Microsoft Philanthropies has dedicated an additional $2 million toward the university’s $18.5 million capital campaign.
The structure on the Montlake Cut was originally built by the U.S. Navy as a seaplane hangar in 1918 during World War I. But the Shell House’s biggest claim to fame may be as the onetime home to one of the UW’s most celebrated sports teams.
The 12,000-square-foot building served as home to UW rowing for several decades and was where famed shell builder George Pocock built boats including the Husky Clipper, which carried its UW team to gold at the 1936 Olympics in Berlin. That victory is the subject of the acclaimed 2013 novel “The Boys in the Boat” by Daniel James Brown, which will also be an upcoming film directed by George Clooney.
The UW is looking to restore the Shell House as a learning and gathering space for students and the community, according to campaign details which call the building the university’s “beacon on the water.”

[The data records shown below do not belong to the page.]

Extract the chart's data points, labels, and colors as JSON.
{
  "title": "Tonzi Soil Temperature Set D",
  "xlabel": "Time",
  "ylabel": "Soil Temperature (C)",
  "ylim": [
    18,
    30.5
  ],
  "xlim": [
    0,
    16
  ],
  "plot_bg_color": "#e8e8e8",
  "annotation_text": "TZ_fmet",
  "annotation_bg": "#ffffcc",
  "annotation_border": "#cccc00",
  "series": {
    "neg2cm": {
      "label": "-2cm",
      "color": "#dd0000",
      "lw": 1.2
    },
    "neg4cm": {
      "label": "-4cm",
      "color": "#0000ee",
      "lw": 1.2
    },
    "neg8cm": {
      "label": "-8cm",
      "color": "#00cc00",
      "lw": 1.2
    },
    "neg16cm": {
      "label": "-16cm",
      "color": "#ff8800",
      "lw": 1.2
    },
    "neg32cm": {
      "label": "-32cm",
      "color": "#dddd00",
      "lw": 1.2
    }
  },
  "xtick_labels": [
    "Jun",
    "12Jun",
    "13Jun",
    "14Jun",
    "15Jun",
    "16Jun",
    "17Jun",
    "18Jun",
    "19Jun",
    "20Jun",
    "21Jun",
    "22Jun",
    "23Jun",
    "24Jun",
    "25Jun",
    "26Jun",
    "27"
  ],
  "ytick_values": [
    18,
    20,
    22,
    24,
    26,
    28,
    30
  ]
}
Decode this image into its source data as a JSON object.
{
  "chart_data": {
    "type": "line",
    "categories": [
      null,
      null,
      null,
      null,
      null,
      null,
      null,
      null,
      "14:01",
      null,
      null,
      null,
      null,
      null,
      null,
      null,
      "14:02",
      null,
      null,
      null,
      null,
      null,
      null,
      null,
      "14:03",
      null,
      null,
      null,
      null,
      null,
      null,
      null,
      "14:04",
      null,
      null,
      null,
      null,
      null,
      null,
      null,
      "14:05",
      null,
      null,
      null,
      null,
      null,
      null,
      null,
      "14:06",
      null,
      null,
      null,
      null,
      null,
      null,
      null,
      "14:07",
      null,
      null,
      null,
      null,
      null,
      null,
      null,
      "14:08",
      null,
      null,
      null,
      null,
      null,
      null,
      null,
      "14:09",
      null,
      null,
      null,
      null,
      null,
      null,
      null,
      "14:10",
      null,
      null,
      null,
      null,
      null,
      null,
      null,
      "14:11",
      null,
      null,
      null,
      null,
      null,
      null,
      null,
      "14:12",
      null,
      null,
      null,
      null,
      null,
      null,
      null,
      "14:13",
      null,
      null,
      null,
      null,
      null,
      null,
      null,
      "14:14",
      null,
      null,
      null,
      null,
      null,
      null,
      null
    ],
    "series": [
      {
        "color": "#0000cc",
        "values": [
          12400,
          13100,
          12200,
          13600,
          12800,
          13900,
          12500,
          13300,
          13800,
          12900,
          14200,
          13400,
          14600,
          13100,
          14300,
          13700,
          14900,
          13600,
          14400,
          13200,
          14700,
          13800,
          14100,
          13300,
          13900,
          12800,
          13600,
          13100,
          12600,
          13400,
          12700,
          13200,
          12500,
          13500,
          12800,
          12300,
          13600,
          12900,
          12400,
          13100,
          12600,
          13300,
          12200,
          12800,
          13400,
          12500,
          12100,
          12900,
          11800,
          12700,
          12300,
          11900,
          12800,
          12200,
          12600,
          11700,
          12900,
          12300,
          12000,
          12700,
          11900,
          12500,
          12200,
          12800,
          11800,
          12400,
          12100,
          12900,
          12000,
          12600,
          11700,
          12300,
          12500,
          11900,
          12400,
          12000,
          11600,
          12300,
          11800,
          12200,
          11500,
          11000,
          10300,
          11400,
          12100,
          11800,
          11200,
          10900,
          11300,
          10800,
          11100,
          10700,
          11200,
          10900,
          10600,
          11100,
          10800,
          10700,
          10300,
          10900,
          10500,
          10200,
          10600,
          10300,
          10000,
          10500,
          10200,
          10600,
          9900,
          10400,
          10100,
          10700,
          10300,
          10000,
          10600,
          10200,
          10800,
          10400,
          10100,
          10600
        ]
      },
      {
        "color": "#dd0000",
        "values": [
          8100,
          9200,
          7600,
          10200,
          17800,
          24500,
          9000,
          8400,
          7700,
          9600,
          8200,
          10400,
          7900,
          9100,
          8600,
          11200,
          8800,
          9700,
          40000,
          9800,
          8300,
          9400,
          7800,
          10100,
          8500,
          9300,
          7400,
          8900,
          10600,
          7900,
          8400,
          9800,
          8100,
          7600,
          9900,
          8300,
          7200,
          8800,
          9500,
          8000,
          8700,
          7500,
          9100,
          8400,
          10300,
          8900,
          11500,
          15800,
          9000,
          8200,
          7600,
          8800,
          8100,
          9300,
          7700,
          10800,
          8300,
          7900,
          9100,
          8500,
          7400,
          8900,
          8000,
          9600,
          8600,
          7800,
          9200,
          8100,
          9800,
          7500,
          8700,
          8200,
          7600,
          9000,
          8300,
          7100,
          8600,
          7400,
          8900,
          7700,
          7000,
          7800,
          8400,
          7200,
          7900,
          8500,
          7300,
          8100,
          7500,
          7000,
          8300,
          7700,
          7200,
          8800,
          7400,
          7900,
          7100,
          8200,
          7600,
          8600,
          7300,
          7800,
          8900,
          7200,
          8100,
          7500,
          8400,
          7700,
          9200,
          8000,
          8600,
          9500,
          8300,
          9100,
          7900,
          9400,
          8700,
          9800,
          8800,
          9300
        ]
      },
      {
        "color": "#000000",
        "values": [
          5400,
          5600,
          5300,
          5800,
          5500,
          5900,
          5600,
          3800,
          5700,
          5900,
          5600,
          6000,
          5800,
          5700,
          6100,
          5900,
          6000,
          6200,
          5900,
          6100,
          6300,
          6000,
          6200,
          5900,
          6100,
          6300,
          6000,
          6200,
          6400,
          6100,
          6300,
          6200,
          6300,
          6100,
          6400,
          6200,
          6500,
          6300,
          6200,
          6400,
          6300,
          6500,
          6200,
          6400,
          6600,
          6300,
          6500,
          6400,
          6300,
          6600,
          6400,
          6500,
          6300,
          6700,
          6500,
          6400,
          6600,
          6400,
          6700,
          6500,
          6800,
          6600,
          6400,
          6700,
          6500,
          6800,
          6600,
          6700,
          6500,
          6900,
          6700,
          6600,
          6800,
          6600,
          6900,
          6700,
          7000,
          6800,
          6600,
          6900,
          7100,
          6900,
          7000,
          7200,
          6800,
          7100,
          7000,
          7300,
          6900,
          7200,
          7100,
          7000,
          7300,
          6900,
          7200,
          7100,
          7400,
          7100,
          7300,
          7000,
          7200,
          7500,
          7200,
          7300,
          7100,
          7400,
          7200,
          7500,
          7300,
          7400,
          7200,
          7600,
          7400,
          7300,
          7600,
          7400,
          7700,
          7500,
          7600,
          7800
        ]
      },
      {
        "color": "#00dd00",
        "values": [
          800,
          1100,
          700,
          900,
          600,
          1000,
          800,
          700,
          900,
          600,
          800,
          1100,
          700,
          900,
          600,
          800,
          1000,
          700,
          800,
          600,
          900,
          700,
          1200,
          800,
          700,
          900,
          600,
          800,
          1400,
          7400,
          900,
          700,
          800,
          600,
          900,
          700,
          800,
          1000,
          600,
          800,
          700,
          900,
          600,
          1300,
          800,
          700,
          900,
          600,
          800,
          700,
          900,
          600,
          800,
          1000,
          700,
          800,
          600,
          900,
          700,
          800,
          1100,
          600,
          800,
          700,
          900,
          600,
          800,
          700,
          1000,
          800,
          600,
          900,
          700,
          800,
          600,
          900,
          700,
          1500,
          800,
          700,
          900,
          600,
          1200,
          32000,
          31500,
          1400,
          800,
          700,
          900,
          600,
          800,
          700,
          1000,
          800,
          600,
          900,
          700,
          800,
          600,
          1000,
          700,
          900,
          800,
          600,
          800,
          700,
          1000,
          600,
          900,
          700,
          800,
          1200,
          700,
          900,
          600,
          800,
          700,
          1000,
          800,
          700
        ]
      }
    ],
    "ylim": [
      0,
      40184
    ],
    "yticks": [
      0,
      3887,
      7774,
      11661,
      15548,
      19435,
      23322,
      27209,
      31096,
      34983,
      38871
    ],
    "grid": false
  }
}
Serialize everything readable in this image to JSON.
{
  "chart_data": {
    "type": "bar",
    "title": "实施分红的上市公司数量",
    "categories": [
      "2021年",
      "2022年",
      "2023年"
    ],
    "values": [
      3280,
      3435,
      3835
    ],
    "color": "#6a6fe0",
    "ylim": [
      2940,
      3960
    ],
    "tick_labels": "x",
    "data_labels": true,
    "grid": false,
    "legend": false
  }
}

“Students will experience an enhanced sense of place and a better understanding of the unique beauty, history and culture that makes our campus unique in the world,” the UW said. “By hosting thematic student programming and courses rooted in the building’s innate themes of innovation, collaboration, leadership and resilience, we will further inspire their learning and growth.”
Interactive timelines and exhibits will serve to invite the community to take part in that celebration of collective histories and accomplishments.
“This could be a special place where visitors from other states and countries can visit, learn, and be moved by what happened here,” Smith said. “But perhaps most importantly, it’s a place for the people who live here to meet and accomplish great things the way the ‘Boys in the Boat’ did, and that is what inspired us to step forward.”
Surace-Smith said that walking into the Shell House leaves one immediately struck by the historic nature of the building and the nature of the stories that have happened there.
“We hope others see what we see, which is the tremendous potential and value of opening and restoring this iconic space for the community,” she said.
ASUW in the building’s name refers to Associated Students at the University of Washington, which is the university’s student government on campus.
Smith previously helped lead fundraising efforts for The Bill & Melinda Gates Center for Computer Science & Engineering at the UW, which opened in 2019. That campaign attracted contributions from notable tech titans and other current and former Seattle-area tech leaders.
At the time, Smith called it a “wonderful journey” that brought together not only friends of the university but also tech giant rivals who were investing in the program’s future.
“These incredible gifts are propelling our fundraising effort,” Denzil Suite, UW’s vice president for Student Life, said of the Shell House contributions from Smith, Surace-Smith and Microsoft. “But there is plenty of space left in this boat and our hope is that they inspire other leaders within our region’s business community to grab an oar and help us reach our goal.”